Figure 5. Alternative splicing of genes involved in tumor progression.

A. PCR analysis of alternative splicing patterns in twelve pairs of control (C) and tumor (T) tissue samples. 1) RON; 2) CEACAM-1; 3) Rac1; 4) Caspase-9; 5) GLI1. Positions of primers used for PCR are shown relative to exons. Alternatively spliced exons are shaded. Gradings of tumor differentiation are shown (G1, G2, G3). B. Graph showing expression ratios of splice variants as determined by densitometric analysis of electrophoresed PCR products. Note different axis scales. Gray bars represent control samples. Black bars represent tumor samples.

Figure 6. Correlation between protein expression of SF2/ASF and Caspase-9a (A) and CEACAM1-L (B).

Pearson correlation analysis was performed on data from twelve pairs of control and tumor tissue samples. P<0.05 was considered statistically significant.

Figure 7. Analysis of CEACAM1 exon 7 sequence in a search for potential binding motifs of splicing factors.

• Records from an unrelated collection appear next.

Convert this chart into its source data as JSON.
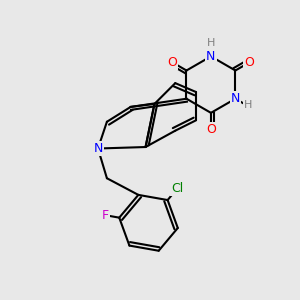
{
  "bg_color": "#e8e8e8",
  "bond_color": "#000000",
  "atom_colors": {
    "O": "#ff0000",
    "N": "#0000ff",
    "H": "#808080",
    "Cl": "#008000",
    "F": "#cc00cc"
  }
}
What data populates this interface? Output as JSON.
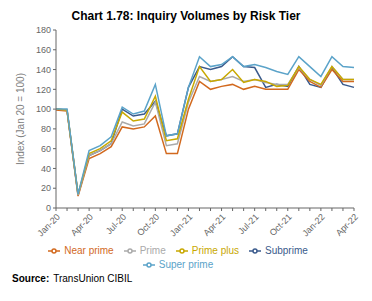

Prediction of motifs was performed with ESE Finder software using matrices for prediction of sequences required for binding of splicing factors. For the prediction of SF2/ASF binding sites, two matrices were used: “SF2/ASF/IgM-BRCA1“ (white bars) and “SF2/ASF“ (gray bars). These two matrices were derived in different context (different minigenes and size of random sequence libraries in SELEX [27]). Only high-score motifs above thresholds for SF2/ASF (1.956), SF2/ASF/IgM-BRCA1 (1.867), SC35 (2.383), SRP40 (2.670), and SRp55 (2.676) are shown. The nucleotide sequence of CEACAM1 exon 7 is given on x-axis.